Since 2001 the Open Web Application Security Project foundation has been leading a free, non-profit project aimed at promoting security of software in general and web applications in particular, running various projects and initiatives for this purpose. Under a Creative Commons licence, it produces and distributes at no charge high-quality material produced by dozens of professionals working in software development and security. Among this material there are guides, educational items, auditing tools, and so forth. Of the publications most valued in relation to the security audit sector, the guides published by the OWASP foundation have become a benchmark in the field of security of development and assessment of applications. In 2008 Version 3 of this guide was published, its translation into Spanish in 2009 having been produced with the active participation of INCIBE.
OWASP Testing Guide, Version 4.
Six years later, Version 4 of the OWASP Testing Guide has now been published, already being seen as an indispensable item, not only for professionals working in software development and testing, but also for those specializing in information security. These latter will find the publication to be an essential compendium for the security of web applications. Specifically, for developers it constitutes an ideal complement to other guides also published by the OWASP foundation: the Developer and Code Review guides.
The guide presents a method which goes in an organized and systematic way through all the possible areas that might be attack vectors for a web application. Thus, by following a well-organized checklist of tests, it is possible to carry out an efficient audit of the security of a web development.
Relative to Version 3, there has been revision and extension of all the topics raised. Furthermore, four new areas for checking have been added:
• Identity Management
• Error Handling
• Client Side Testing
Lifecycle and Test Framework
The guide likewise indicates how to organize an audit by stages in accordance with the state of progress of development of the application. In this way, activities are carried out over the whole of its lifecycle: those to be undertaken before development, those in the definition and design phase, during development, in roll-out, and finally in maintenance and support.
- Phases in Developing an Application -
With this organizational pattern, a framework of tests is proposed to identify and detail control points upon which the corresponding tests will be applied.
- Security Tests in the Development Cycle for an Application -
Control Points and Security Tests
The method proposes two phases of security testing. One is a passive phase, in which the operation of the application is observed and all its possible functionalities are brought into play. The aim of this phase is to understand the logic of operation and identify possible vectors for attacks, vulnerabilities, or both. There follows a second phase in which the tests proposed are executed actively according to the vectors identified in the former phase.

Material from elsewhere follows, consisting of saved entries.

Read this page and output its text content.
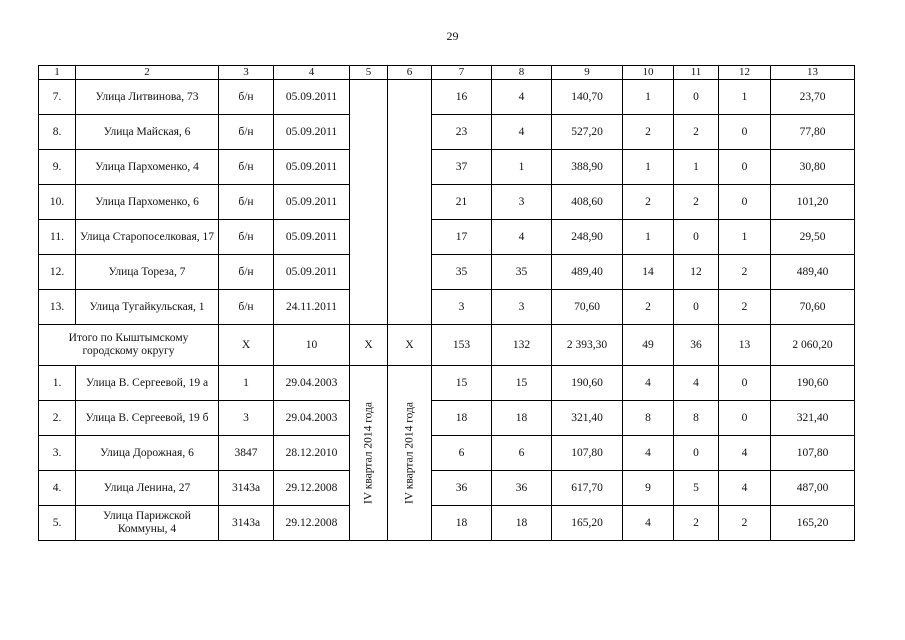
29
1	2	3	4	5	6	7	8	9	10	11	12	13
7.	Улица Литвинова, 73	б/н	05.09.2011			16	4	140,70	1	0	1	23,70
8.	Улица Майская, 6	б/н	05.09.2011			23	4	527,20	2	2	0	77,80
9.	Улица Пархоменко, 4	б/н	05.09.2011			37	1	388,90	1	1	0	30,80
10.	Улица Пархоменко, 6	б/н	05.09.2011			21	3	408,60	2	2	0	101,20
11.	Улица Старопоселковая, 17	б/н	05.09.2011			17	4	248,90	1	0	1	29,50
12.	Улица Тореза, 7	б/н	05.09.2011			35	35	489,40	14	12	2	489,40
13.	Улица Тугайкульская, 1	б/н	24.11.2011			3	3	70,60	2	0	2	70,60
Итого по Кыштымскому городскому округу		Х	10	Х	Х	153	132	2 393,30	49	36	13	2 060,20
1.	Улица В. Сергеевой, 19 а	1	29.04.2003	IV квартал 2014 года	IV квартал 2014 года	15	15	190,60	4	4	0	190,60
2.	Улица В. Сергеевой, 19 б	3	29.04.2003			18	18	321,40	8	8	0	321,40
3.	Улица Дорожная, 6	3847	28.12.2010			6	6	107,80	4	0	4	107,80
4.	Улица Ленина, 27	3143а	29.12.2008			36	36	617,70	9	5	4	487,00
5.	Улица Парижской Коммуны, 4	3143а	29.12.2008			18	18	165,20	4	2	2	165,20
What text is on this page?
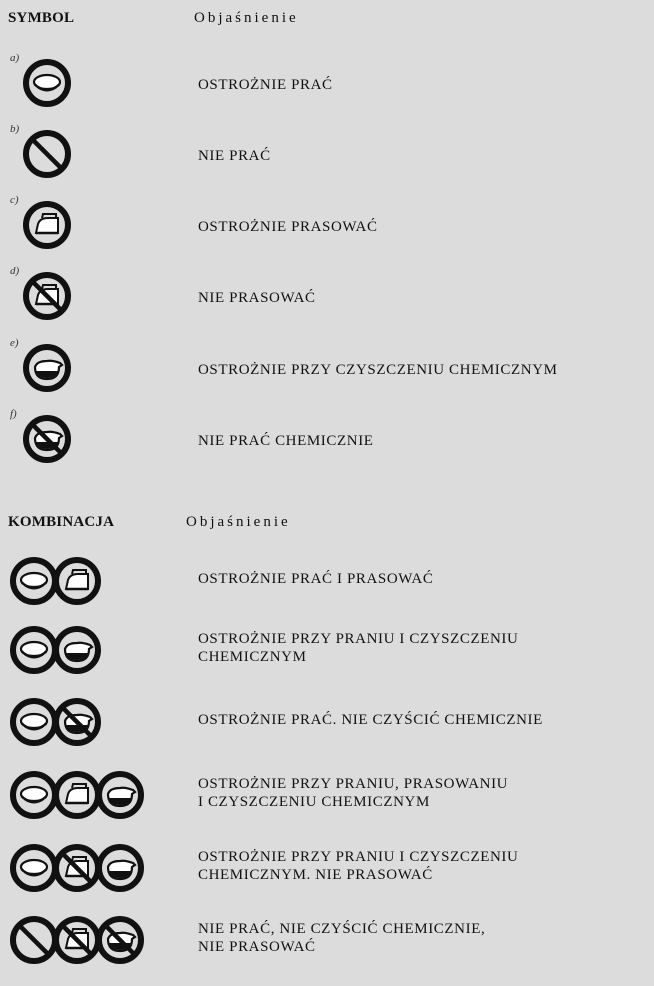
SYMBOL	Objaśnienie
a)
OSTROŻNIE PRAĆ
b)
NIE PRAĆ
c)
OSTROŻNIE PRASOWAĆ
d)
NIE PRASOWAĆ
e)
OSTROŻNIE PRZY CZYSZCZENIU CHEMICZNYM
f)
NIE PRAĆ CHEMICZNIE
KOMBINACJA	Objaśnienie
OSTROŻNIE PRAĆ I PRASOWAĆ
OSTROŻNIE PRZY PRANIU I CZYSZCZENIU
CHEMICZNYM
OSTROŻNIE PRAĆ. NIE CZYŚCIĆ CHEMICZNIE
OSTROŻNIE PRZY PRANIU, PRASOWANIU
I CZYSZCZENIU CHEMICZNYM
OSTROŻNIE PRZY PRANIU I CZYSZCZENIU
CHEMICZNYM. NIE PRASOWAĆ
NIE PRAĆ, NIE CZYŚCIĆ CHEMICZNIE,
NIE PRASOWAĆ
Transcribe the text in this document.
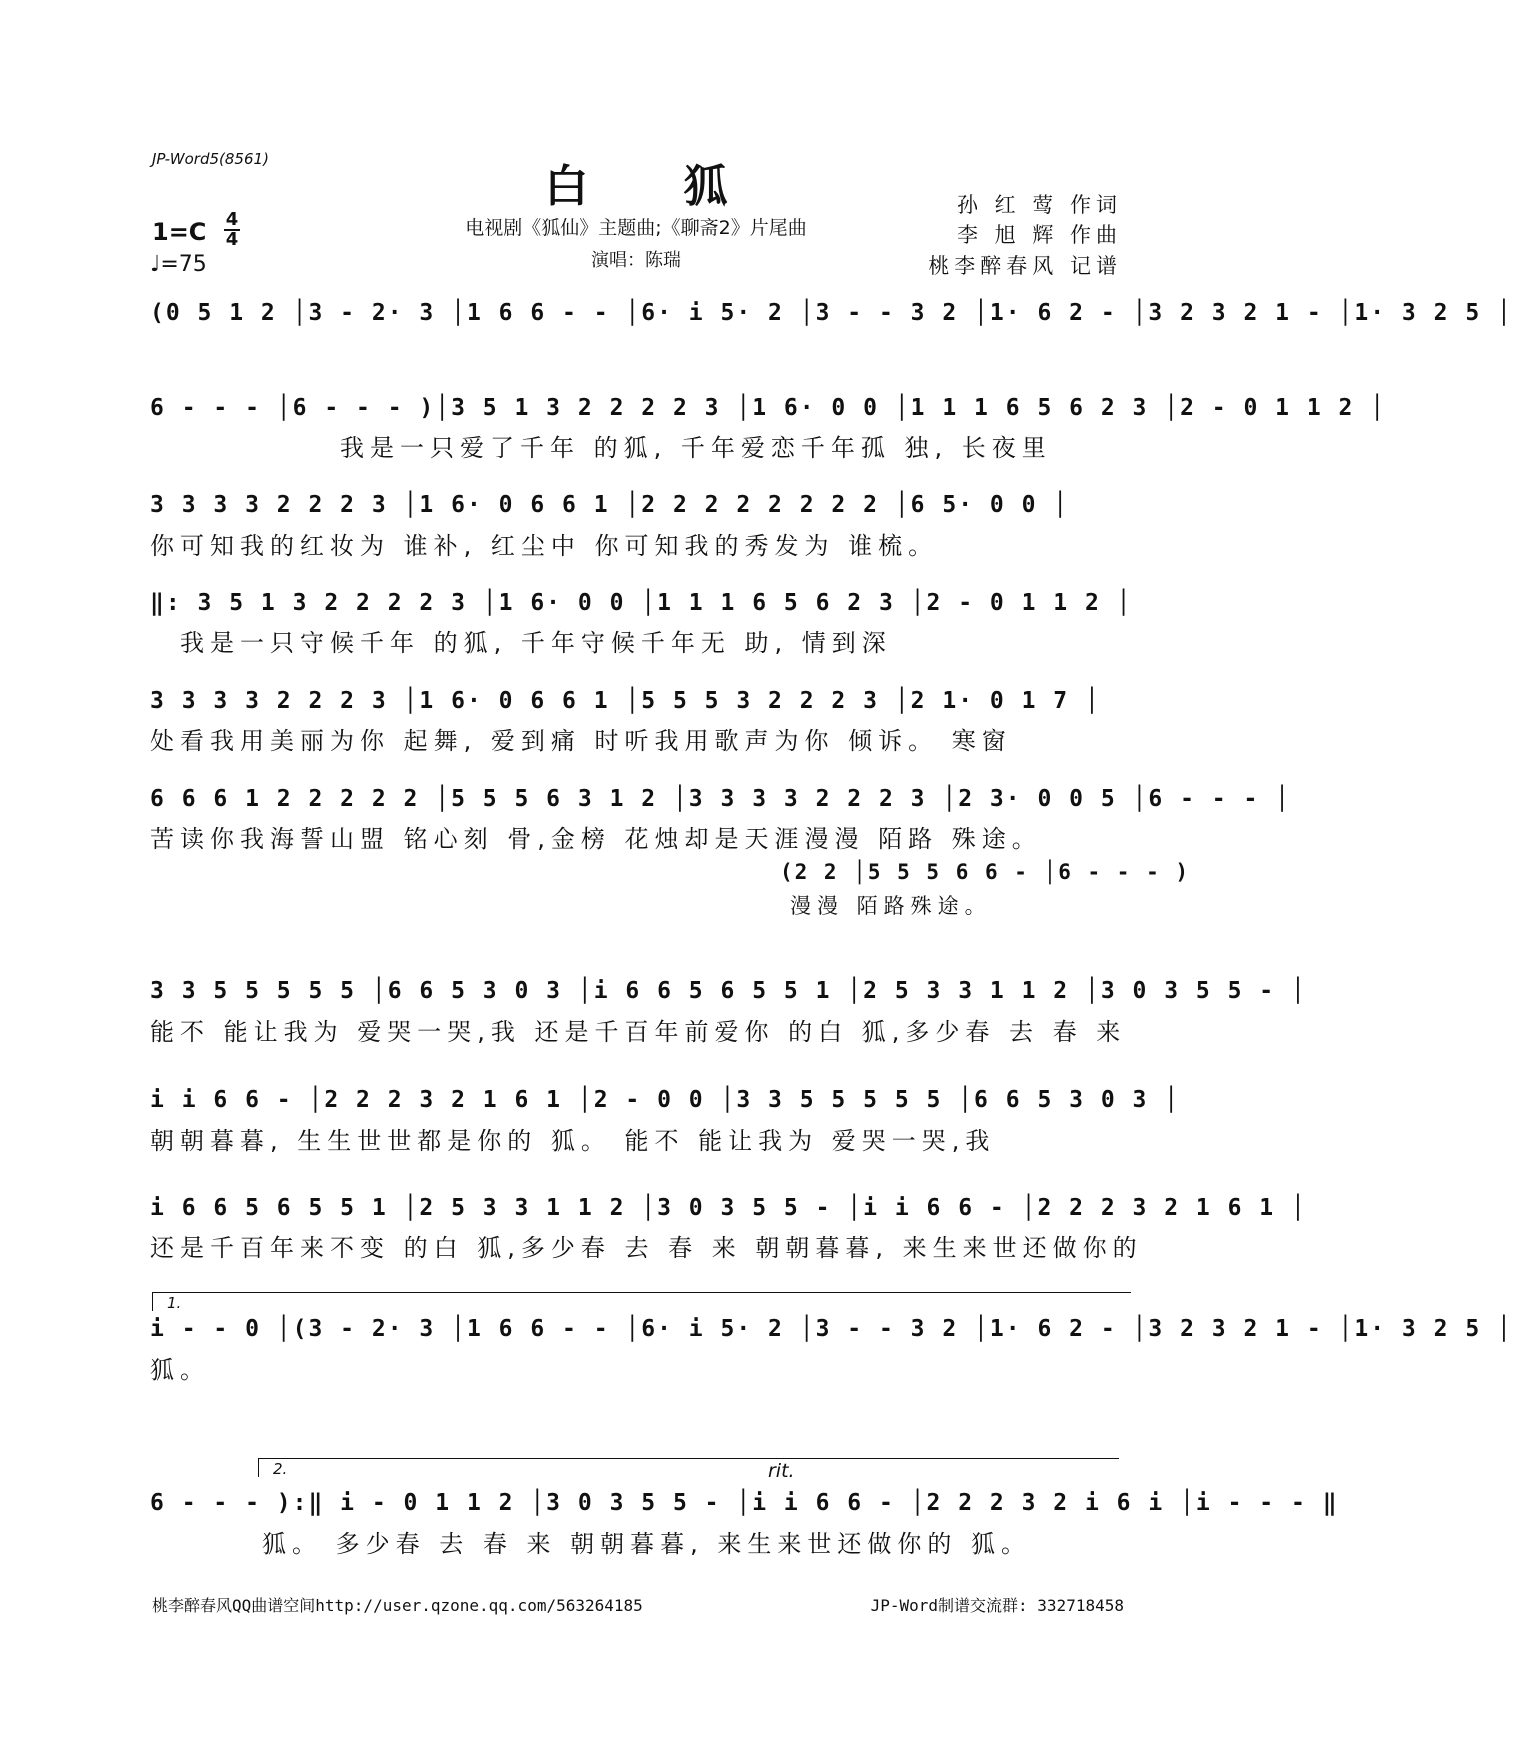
JP-Word5(8561)
白 狐
电视剧《狐仙》主题曲;《聊斋2》片尾曲
演唱：陈瑞
孙 红 莺 作词
李 旭 辉 作曲
桃李醉春风 记谱
1=C 4
4
♩=75
(0 5 1 2 │3 - 2· 3 │1 6 6 - - │6· i 5· 2 │3 - - 3 2 │1· 6 2 - │3 2 3 2 1 - │1· 3 2 5 │
6 - - - │6 - - - )│3 5 1 3 2 2 2 2 3 │1 6· 0 0 │1 1 1 6 5 6 2 3 │2 - 0 1 1 2 │
我是一只爱了千年 的狐, 千年爱恋千年孤 独, 长夜里
3 3 3 3 2 2 2 3 │1 6· 0 6 6 1 │2 2 2 2 2 2 2 2 │6 5· 0 0 │
你可知我的红妆为 谁补, 红尘中 你可知我的秀发为 谁梳。
‖: 3 5 1 3 2 2 2 2 3 │1 6· 0 0 │1 1 1 6 5 6 2 3 │2 - 0 1 1 2 │
我是一只守候千年 的狐, 千年守候千年无 助, 情到深
3 3 3 3 2 2 2 3 │1 6· 0 6 6 1 │5 5 5 3 2 2 2 3 │2 1· 0 1 7 │
处看我用美丽为你 起舞, 爱到痛 时听我用歌声为你 倾诉。 寒窗
6 6 6 1 2 2 2 2 2 │5 5 5 6 3 1 2 │3 3 3 3 2 2 2 3 │2 3· 0 0 5 │6 - - - │
苦读你我海誓山盟 铭心刻 骨,金榜 花烛却是天涯漫漫 陌路 殊途。
(2 2 │5 5 5 6 6 - │6 - - - )
漫漫 陌路殊途。
3 3 5 5 5 5 5 │6 6 5 3 0 3 │i 6 6 5 6 5 5 1 │2 5 3 3 1 1 2 │3 0 3 5 5 - │
能不 能让我为 爱哭一哭,我 还是千百年前爱你 的白 狐,多少春 去 春 来
i i 6 6 - │2 2 2 3 2 1 6 1 │2 - 0 0 │3 3 5 5 5 5 5 │6 6 5 3 0 3 │
朝朝暮暮, 生生世世都是你的 狐。 能不 能让我为 爱哭一哭,我
i 6 6 5 6 5 5 1 │2 5 3 3 1 1 2 │3 0 3 5 5 - │i i 6 6 - │2 2 2 3 2 1 6 1 │
还是千百年来不变 的白 狐,多少春 去 春 来 朝朝暮暮, 来生来世还做你的
1.
i - - 0 │(3 - 2· 3 │1 6 6 - - │6· i 5· 2 │3 - - 3 2 │1· 6 2 - │3 2 3 2 1 - │1· 3 2 5 │
狐。
2.	rit.
6 - - - ):‖ i - 0 1 1 2 │3 0 3 5 5 - │i i 6 6 - │2 2 2 3 2 i 6 i │i - - - ‖
狐。 多少春 去 春 来 朝朝暮暮, 来生来世还做你的 狐。
桃李醉春风QQ曲谱空间http://user.qzone.qq.com/563264185	JP-Word制谱交流群: 332718458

The tests are grouped into 11 categories, totalling 91 control points:
1. Information Gathering
2. Configuration and Deployment Management Testing
3. Identity Management Testing
4. Authentication Testing
5. Authorization Testing
6. Session Management Testing
7. Input Validation Testing
8. Error Handling
10. Business Logic Testing
11. Client Side Testing
The walk through these control points describes, in detail and with examples, the tests to be performed so as to detect possible vulnerabilities or weaknesses in each category. Topics of importance, such as SQL injection, information leaks, methods for authentication, weak encryption, incorrect parameter validation and many other are described in detail, providing auditors a clear view of the problem of security and countermeasures to be adopted.
A detailed list of the control points may be consulted on OWASP's wiki: Testing Checklist
Furthermore, the guide also includes a section directed towards the production of an audit report. This section proposes a model report structured as three main sections:
· An executive report, assessing in a clear and simple way the results obtained in the auditor, without going into technical details, and aimed at giving a high-level overview of the impact of what was found.
· A testing report, describing the technical details of the actions, scope and limitations in each test performed.
· A findings report, presenting the results from each test together with the countermeasures recommended to remedy the problems found correctly.
Finally, the guide ends with a very full appendix, which offers a multitude of references, tools and "cheat-sheets" with the commands, tricks and instructions of greatest use for testing.
Without any doubt, the OWASP guide is a document of great technical value that should be taken fully into account when evaluating the security of a web application.